How Actor Ethan Suplee Has Maintained His Nearly 300-Pound Weight Loss

 How Actor Ethan Suplee Has Maintained His Nearly 300-Pound Weight Loss

Actor Ethan Suplee was 24 years old in 2001 when he found himself standing on a freight scale at a shipping center.

It was a humiliating detour for Suplee before checking into a treatment center for drug and alcohol addiction. The facility required his weight for intake, but they didn’t have a scale for patients his size.

“I was utterly horrified,” Suplee, now 44, told TODAY Health.

At the time, the “Boy Meets World” alum was carrying approximately 536 pounds on his 6-foot-1 frame and was suffering from congestive heart failure.

But despite the wake-up call, Suplee estimates he gained an additional 14 pounds in rehab.

“I’d eat and eat,” Suplee revealed. “It’s what I’d always done.”

Today, the actor best known for his role as dim-witted Randy Hickey on “My Name Is Earl,” weighs 255 pounds and has shredded down to just 11% body fat.

But as Suplee talks about on his “American Glutton” podcast, it was not a linear journey to health.

Over the course of his lifetime, Suplee has lost and gained roughly 1,000 pounds. He tried countless diets from Atkins to anti-inflammatory eating plans. At points, he was riding his bike 100 miles a week.

It wasn’t until 2018, when everything clicked for Suplee, who shares four children with his wife, Brandy Lewis. That’s when Suplee stumbled across a TED Talk by Mike Isratel and realized carbs and gluten weren’t the problem. The problem was his relationship with food.

Professional dieter

Suplee’s complicated relationship with food dates back to age 5, when his well-meaning grandparents put him on a restrictive eating plan.

“It was coming from a place of love and concern, but it had this terrible reverse effect where I was like, ‘OK. I’m just gonna sneak food whenever I possibly can.’ And that became my habit,” Suplee recalled. “I would binge when nobody was looking.”

On TV and movie sets, Suplee would take advantage of the free catering, but only if the coast was clear.

“I’d fill my pockets and go back to my trailer,” he said. “Then I’d hit a drive-thru and buy enough food to feed a small family and sit in my house alone and eat it.”

Suplee dreaded traveling on airplanes because it meant asking a flight attendant for a seat belt extender. He was too self-conscious to join his kids in the water.

“Everything was a struggle,” he said. “I couldn’t sit down in a chair without first trying to conspicuously test its strength. I couldn’t stand in a line of people without having certain parts of my stomach brush up against them.”

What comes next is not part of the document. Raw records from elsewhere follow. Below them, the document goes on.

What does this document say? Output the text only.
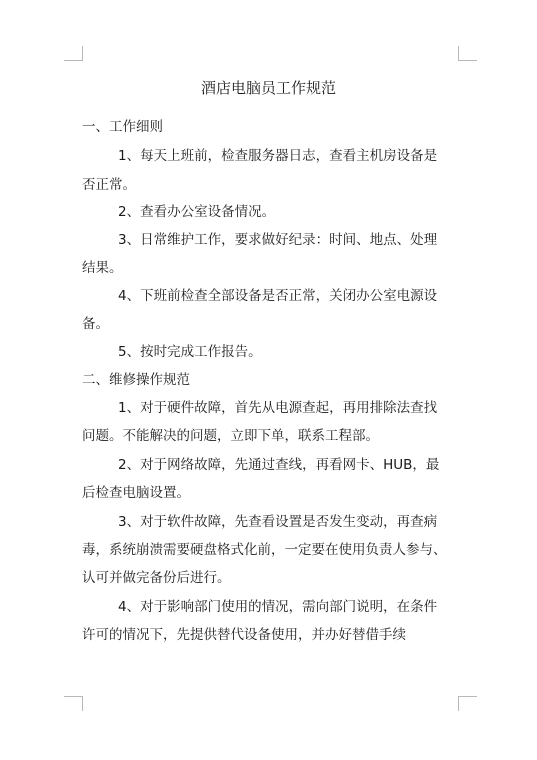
酒店电脑员工作规范

一、工作细则

1、每天上班前，检查服务器日志，查看主机房设备是

否正常。

2、查看办公室设备情况。

3、日常维护工作，要求做好纪录：时间、地点、处理

结果。

4、下班前检查全部设备是否正常，关闭办公室电源设

备。

5、按时完成工作报告。

二、维修操作规范

1、对于硬件故障，首先从电源查起，再用排除法查找

问题。不能解决的问题，立即下单，联系工程部。

2、对于网络故障，先通过查线，再看网卡、HUB，最

后检查电脑设置。

3、对于软件故障，先查看设置是否发生变动，再查病

毒，系统崩溃需要硬盘格式化前，一定要在使用负责人参与、

认可并做完备份后进行。

4、对于影响部门使用的情况，需向部门说明，在条件

许可的情况下，先提供替代设备使用，并办好替借手续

When Suplee had success with a diet — and he often did — the weight would come crashing back on, leaving him feeling defeated.

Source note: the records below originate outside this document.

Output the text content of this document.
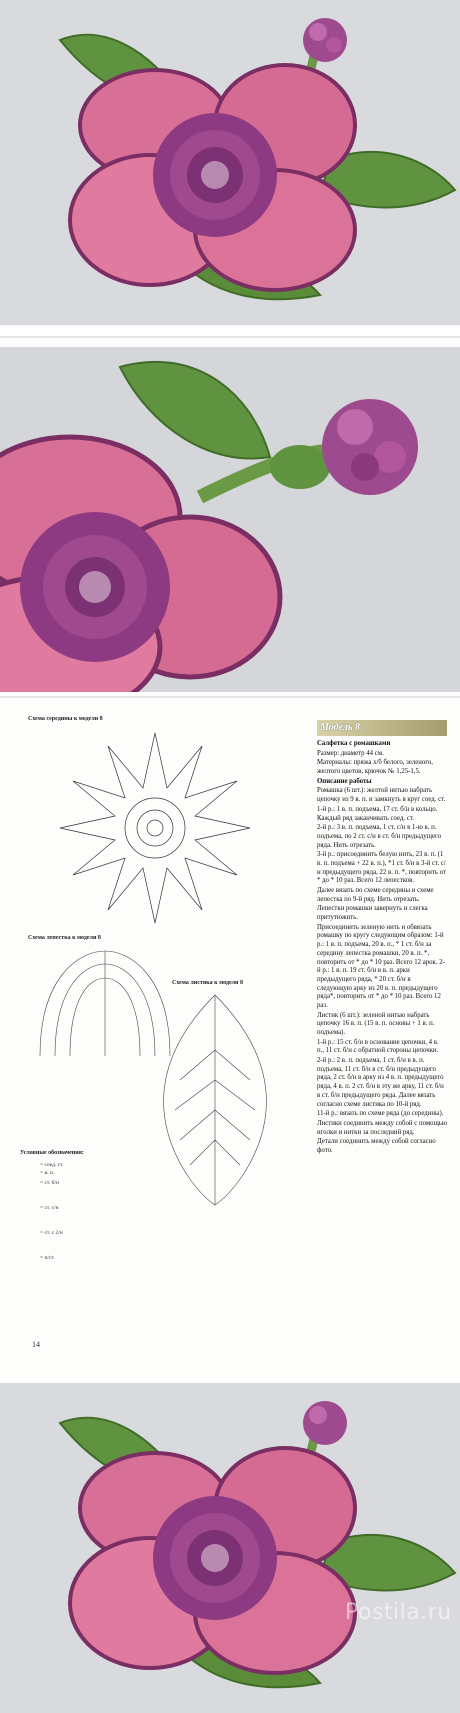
Схема середины к модели 8
Схема лепестка к модели 8
Схема листика к модели 8
Условные обозначения:
= соед. ст.
= в. п.
= ст. б/н
= ст. с/н
= ст. с 2/н
= п/ст.
Модель 8

Салфетка с ромашками

Размер: диаметр 44 см.

Материалы: пряжа х/б белого, зеленого, желтого цветов, крючок № 1,25-1,5.

Описание работы

Ромашка (6 шт.): желтой нитью набрать цепочку из 9 в. п. и замкнуть в круг соед. ст.

1-й р.: 1 в. п. подъема, 17 ст. б/н в кольцо. Каждый ряд заканчивать соед. ст.

2-й р.: 3 в. п. подъема, 1 ст. с/н в 1-ю в. п. подъема, по 2 ст. с/н в ст. б/н предыдущего ряда. Нить отрезать.

3-й р.: присоединить белую нить, 23 в. п. (1 в. п. подъема + 22 в. п.), *1 ст. б/н в 3-й ст. с/н предыдущего ряда, 22 в. п. *, повторить от * до * 10 раз. Всего 12 лепестков.

Далее вязать по схеме середины и схеме лепестка по 9-й ряд. Нить отрезать.

Лепестки ромашки завернуть и слегка притутюжить.

Присоединить зеленую нить и обвязать ромашку по кругу следующим образом: 1-й р.: 1 в. п. подъема, 20 в. п., * 1 ст. б/н за середину лепестка ромашки, 20 в. п. *, повторить от * до * 10 раз. Всего 12 арок. 2-й р.: 1 в. п. 19 ст. б/н в в. п. арки предыдущего ряда, * 20 ст. б/н в следующую арку из 20 в. п. предыдущего ряда*, повторить от * до * 10 раз. Всего 12 раз.

Листик (6 шт.): зеленой нитью набрать цепочку 16 в. п. (15 в. п. основы + 1 в. п. подъема).

1-й р.: 15 ст. б/н в основание цепочки, 4 в. п., 11 ст. б/н с обратной стороны цепочки.

2-й р.: 2 в. п. подъема, 1 ст. б/н в в. п. подъема, 11 ст. б/н в ст. б/н предыдущего ряда, 2 ст. б/н в арку из 4 в. п. предыдущего ряда, 4 в. п. 2 ст. б/н в эту же арку, 11 ст. б/н в ст. б/н предыдущего ряда. Далее вязать согласно схеме листика по 10-й ряд.

11-й р.: вязать по схеме ряда (до середины).

Листики соединить между собой с помощью иголки и нитки за последний ряд.

Детали соединить между собой согласно фото.

14
Postila.ru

“I always truly believed that I’d found the diet, the best diet, and then when I failed, I’d think, ‘Why should I try something that’s not the best diet?’” he explained. “It was a bad cycle.”

Living healthy

Suplee was following a very low-carb, high-fat ketogenic diet when he landed on Isratel’s TED Talk in 2018 and had a life-changing epiphany. It wasn’t what he was eating, it was how much he was eating.

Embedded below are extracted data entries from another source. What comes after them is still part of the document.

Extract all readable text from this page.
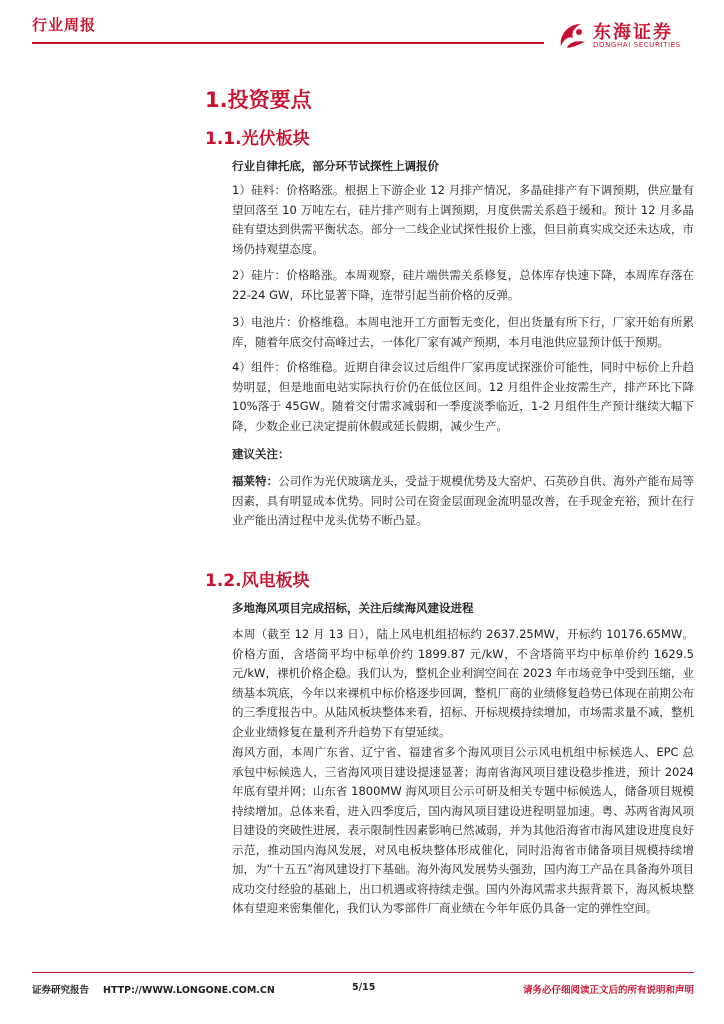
行业周报	东海证券
DONGHAI SECURITIES
1.投资要点
1.1.光伏板块
行业自律托底，部分环节试探性上调报价
1）硅料：价格略涨。根据上下游企业 12 月排产情况，多晶硅排产有下调预期，供应量有望回落至 10 万吨左右，硅片排产则有上调预期，月度供需关系趋于缓和。预计 12 月多晶硅有望达到供需平衡状态。部分一二线企业试探性报价上涨，但目前真实成交还未达成，市场仍持观望态度。
2）硅片：价格略涨。本周观察，硅片端供需关系修复，总体库存快速下降，本周库存落在 22-24 GW，环比显著下降，连带引起当前价格的反弹。
3）电池片：价格维稳。本周电池开工方面暂无变化，但出货量有所下行，厂家开始有所累库，随着年底交付高峰过去，一体化厂家有减产预期，本月电池供应显预计低于预期。
4）组件：价格维稳。近期自律会议过后组件厂家再度试探涨价可能性，同时中标价上升趋势明显，但是地面电站实际执行价仍在低位区间。12 月组件企业按需生产，排产环比下降 10%落于 45GW。随着交付需求减弱和一季度淡季临近，1-2 月组件生产预计继续大幅下降，少数企业已决定提前休假或延长假期，减少生产。
建议关注：
福莱特：公司作为光伏玻璃龙头，受益于规模优势及大窑炉、石英砂自供、海外产能布局等因素，具有明显成本优势。同时公司在资金层面现金流明显改善，在手现金充裕，预计在行业产能出清过程中龙头优势不断凸显。
1.2.风电板块
多地海风项目完成招标，关注后续海风建设进程
本周（截至 12 月 13 日），陆上风电机组招标约 2637.25MW，开标约 10176.65MW。价格方面，含塔筒平均中标单价约 1899.87 元/kW，不含塔筒平均中标单价约 1629.5 元/kW，裸机价格企稳。我们认为，整机企业利润空间在 2023 年市场竞争中受到压缩，业绩基本筑底，今年以来裸机中标价格逐步回调，整机厂商的业绩修复趋势已体现在前期公布的三季度报告中。从陆风板块整体来看，招标、开标规模持续增加，市场需求量不减，整机企业业绩修复在量利齐升趋势下有望延续。
海风方面，本周广东省、辽宁省、福建省多个海风项目公示风电机组中标候选人、EPC 总承包中标候选人，三省海风项目建设提速显著；海南省海风项目建设稳步推进，预计 2024 年底有望并网；山东省 1800MW 海风项目公示可研及相关专题中标候选人，储备项目规模持续增加。总体来看，进入四季度后，国内海风项目建设进程明显加速。粤、苏两省海风项目建设的突破性进展，表示限制性因素影响已然减弱，并为其他沿海省市海风建设进度良好示范，推动国内海风发展，对风电板块整体形成催化，同时沿海省市储备项目规模持续增加，为“十五五”海风建设打下基础。海外海风发展势头强劲，国内海工产品在具备海外项目成功交付经验的基础上，出口机遇或将持续走强。国内外海风需求共振背景下，海风板块整体有望迎来密集催化，我们认为零部件厂商业绩在今年年底仍具备一定的弹性空间。
证券研究报告 HTTP://WWW.LONGONE.COM.CN	5/15	请务必仔细阅读正文后的所有说明和声明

“I began tracking what I was putting in my body and introduced carbs back into my diet,” Suplee said. “I started eating what I wanted, but in portions that were appropriate for my body.”

Last year, Suplee wrote an essay for Men’s Health outlining his balanced approach.

“The main thing I had to do was make sure I didn’t eat more calories than I expended each day. And guess what? Foods that were nutritious — dark leafy greens, chicken, salmon — also tended to be much lower in calories than, say, a two-patty Super Star,” he shared. “As I became more calorie conscious, I started to binge less and fill up on healthier foods. After a few months of this, calories stopped being calories. They started being food.”

Suplee now follows a high-protein, moderate-carb, low-fat plan that allows for rice, potatoes and pasta — although he limits himself to one cup.

“I don’t want to call it a diet,” Suplee explained. “I’m just eating like a normal person.”

Suplee also lifts weights six times a week for an hour a day. Sometimes he’ll do cardio, but only for 20 minutes at a time.

At 255 pounds, he is currently in maintenance mode, with a clean bill of health.

Suplee’s entire family is reaping the benefits — especially his wife.

“She’s very happy. You know, Brandy’s been with me through very, very extreme miserable diets where I was eating like 400 calories a day and wasn’t such a pleasant person,” he told TODAY. “I have the energy to do things now. Life is so much better.”